Upon release, four of the five men were excluded from society despite doing their time (for a crime that they didn’t commit). This resonated with me as we have worked with so many young black males in prisons through the R2S Programme who see no light at the end of the tunnel and furthermore, no second chances. We give them hope by allowing them to hear from our role models who have themselves been through the criminal justice system but are now successful in multiple aspects of their life. We want to show young BAME people that there will be obstacles and challenges in their lives but using examples like Korey Wise (who is resilient and strong minded) they too can have a bright future. In my eyes the Five are true role models and our young people can learn a lot from them: their determination, resilience and pride got them where they are today in a world that seemed stacked against them.
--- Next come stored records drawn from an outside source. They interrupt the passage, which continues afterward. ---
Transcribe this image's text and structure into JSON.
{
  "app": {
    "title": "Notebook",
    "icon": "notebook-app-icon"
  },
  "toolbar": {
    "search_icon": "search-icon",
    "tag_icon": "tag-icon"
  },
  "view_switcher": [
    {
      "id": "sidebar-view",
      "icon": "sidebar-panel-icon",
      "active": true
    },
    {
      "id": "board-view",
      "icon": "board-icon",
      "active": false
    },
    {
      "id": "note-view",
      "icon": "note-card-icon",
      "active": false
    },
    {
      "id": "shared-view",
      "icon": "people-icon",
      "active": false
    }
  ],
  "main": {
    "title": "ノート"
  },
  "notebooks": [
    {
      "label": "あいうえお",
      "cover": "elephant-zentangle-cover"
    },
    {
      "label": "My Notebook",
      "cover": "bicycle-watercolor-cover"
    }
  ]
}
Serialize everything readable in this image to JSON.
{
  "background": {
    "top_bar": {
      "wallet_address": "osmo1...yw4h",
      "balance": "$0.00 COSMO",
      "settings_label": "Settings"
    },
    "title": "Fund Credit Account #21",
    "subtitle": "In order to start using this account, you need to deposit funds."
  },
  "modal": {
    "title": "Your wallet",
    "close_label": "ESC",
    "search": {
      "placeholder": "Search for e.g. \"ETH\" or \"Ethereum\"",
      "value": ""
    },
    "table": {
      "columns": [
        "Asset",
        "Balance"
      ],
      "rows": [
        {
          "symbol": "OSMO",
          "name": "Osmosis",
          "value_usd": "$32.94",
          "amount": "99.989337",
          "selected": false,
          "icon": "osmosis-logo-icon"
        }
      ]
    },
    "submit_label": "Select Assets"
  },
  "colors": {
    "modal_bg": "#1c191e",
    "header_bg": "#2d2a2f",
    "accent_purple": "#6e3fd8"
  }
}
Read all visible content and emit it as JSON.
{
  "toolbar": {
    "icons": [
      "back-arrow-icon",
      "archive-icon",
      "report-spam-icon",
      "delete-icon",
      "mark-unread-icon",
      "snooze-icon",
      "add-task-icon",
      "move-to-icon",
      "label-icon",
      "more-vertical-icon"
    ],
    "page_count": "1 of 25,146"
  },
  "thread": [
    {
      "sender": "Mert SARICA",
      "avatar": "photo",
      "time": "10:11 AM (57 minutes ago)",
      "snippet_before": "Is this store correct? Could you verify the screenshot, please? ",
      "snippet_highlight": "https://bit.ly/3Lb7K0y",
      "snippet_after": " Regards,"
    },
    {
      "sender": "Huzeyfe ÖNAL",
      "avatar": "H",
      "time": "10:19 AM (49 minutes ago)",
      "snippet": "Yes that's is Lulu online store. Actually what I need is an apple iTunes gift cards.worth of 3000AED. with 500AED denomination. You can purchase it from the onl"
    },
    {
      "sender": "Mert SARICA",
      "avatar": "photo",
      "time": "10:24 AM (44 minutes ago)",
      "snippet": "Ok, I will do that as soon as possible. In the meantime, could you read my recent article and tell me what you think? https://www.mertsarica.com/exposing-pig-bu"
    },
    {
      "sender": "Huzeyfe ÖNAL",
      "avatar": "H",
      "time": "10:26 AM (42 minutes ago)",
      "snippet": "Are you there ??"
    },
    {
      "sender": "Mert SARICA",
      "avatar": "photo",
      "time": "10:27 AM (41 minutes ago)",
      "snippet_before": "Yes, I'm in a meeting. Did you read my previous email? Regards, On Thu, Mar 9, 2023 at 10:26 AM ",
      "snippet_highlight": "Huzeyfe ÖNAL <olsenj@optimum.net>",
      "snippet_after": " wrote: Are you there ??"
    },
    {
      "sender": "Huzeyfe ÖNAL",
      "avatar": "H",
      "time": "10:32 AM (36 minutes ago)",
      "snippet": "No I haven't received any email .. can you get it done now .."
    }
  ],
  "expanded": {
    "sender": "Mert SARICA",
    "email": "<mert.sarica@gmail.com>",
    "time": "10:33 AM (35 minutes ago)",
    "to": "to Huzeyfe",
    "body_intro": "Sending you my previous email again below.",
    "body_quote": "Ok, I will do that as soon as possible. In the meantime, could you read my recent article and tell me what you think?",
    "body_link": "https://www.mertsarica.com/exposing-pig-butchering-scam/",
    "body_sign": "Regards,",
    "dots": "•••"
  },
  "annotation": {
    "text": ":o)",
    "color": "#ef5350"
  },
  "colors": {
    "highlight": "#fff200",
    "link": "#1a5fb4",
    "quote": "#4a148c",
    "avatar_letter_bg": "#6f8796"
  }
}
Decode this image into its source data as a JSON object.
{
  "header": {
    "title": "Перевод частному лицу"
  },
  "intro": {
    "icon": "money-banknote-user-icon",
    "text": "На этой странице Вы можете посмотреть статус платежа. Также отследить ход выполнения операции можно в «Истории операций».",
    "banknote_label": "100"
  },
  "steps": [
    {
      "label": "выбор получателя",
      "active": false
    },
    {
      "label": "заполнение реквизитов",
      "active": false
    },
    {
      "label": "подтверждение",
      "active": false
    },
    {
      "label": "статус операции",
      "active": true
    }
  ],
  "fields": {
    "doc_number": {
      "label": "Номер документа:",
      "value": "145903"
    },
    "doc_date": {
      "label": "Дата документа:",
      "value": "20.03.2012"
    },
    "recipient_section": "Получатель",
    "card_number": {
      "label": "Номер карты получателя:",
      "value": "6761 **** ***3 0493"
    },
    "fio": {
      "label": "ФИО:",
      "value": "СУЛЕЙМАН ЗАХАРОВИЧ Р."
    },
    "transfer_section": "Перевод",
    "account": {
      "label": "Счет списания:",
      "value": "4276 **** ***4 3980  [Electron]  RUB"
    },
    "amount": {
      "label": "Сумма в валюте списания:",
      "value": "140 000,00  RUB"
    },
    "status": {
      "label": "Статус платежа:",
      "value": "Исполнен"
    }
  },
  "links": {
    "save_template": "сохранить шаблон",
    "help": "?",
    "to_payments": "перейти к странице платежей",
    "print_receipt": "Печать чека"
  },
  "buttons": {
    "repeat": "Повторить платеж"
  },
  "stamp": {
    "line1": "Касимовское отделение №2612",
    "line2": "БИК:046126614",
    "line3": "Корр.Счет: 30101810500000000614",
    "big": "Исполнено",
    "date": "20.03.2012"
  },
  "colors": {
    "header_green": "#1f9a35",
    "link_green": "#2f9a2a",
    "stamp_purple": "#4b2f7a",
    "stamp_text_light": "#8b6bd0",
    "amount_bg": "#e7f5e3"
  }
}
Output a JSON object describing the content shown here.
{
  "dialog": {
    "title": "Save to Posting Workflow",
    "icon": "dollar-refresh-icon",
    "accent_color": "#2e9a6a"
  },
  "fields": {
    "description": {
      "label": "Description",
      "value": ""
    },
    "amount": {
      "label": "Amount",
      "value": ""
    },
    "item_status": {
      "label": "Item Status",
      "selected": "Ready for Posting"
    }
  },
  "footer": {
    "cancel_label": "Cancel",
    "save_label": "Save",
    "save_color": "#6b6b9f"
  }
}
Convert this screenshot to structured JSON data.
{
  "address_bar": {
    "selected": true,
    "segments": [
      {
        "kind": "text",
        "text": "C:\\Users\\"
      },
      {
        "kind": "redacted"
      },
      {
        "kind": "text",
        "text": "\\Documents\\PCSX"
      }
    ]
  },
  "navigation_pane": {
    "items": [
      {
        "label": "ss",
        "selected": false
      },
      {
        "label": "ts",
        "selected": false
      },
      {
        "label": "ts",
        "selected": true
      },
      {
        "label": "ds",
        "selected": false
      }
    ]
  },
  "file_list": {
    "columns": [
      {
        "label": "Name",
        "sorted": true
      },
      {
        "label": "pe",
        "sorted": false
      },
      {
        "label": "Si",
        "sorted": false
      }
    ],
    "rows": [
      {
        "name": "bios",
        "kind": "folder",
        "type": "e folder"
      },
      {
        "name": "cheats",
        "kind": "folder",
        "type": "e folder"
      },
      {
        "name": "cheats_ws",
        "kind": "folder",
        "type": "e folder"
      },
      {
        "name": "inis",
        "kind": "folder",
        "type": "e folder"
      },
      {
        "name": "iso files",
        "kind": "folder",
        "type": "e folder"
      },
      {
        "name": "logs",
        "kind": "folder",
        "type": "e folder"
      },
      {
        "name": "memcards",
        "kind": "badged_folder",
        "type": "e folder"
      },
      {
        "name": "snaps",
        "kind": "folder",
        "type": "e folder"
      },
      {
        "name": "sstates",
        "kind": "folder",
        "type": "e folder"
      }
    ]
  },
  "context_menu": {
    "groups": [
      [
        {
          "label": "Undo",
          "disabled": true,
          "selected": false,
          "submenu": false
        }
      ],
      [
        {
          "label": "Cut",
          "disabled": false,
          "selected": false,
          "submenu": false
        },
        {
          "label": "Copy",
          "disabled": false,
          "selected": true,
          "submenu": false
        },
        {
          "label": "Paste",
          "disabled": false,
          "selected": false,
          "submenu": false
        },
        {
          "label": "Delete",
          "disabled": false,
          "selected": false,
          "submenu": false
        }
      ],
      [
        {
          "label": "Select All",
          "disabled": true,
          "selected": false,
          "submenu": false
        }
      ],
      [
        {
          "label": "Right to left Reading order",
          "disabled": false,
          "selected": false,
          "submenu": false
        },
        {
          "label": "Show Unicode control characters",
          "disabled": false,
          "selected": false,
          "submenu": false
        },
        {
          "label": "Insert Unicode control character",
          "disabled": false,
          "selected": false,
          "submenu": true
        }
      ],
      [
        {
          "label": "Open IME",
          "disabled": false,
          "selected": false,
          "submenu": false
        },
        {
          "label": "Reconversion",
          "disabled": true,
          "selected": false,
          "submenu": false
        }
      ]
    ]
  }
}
Despite this, they waited patiently for the truth to set them free.

The real people

Simone

This case was an injustice that sent a ripple effect through America due to the collective narrative from the media that even spurred Donald Trump to take an advert out to bring back the death penalty during the time of the trial in 1990. A collective voice that led to the wrongful conviction of five boys and shattering any hopes and dreams they had as teenagers.

The theme of connection was very evident through watching When They See Us, it highlighted how a collective voice is so much stronger than a single one. Ava DuVernay gave the men a collective voice and helped them to tell their individual story about an experience they shared together. In that moment the Five not only became an identifier of the men that were wrongly convicted but it became a statement of justice, race inequality, resilience, survival and change. 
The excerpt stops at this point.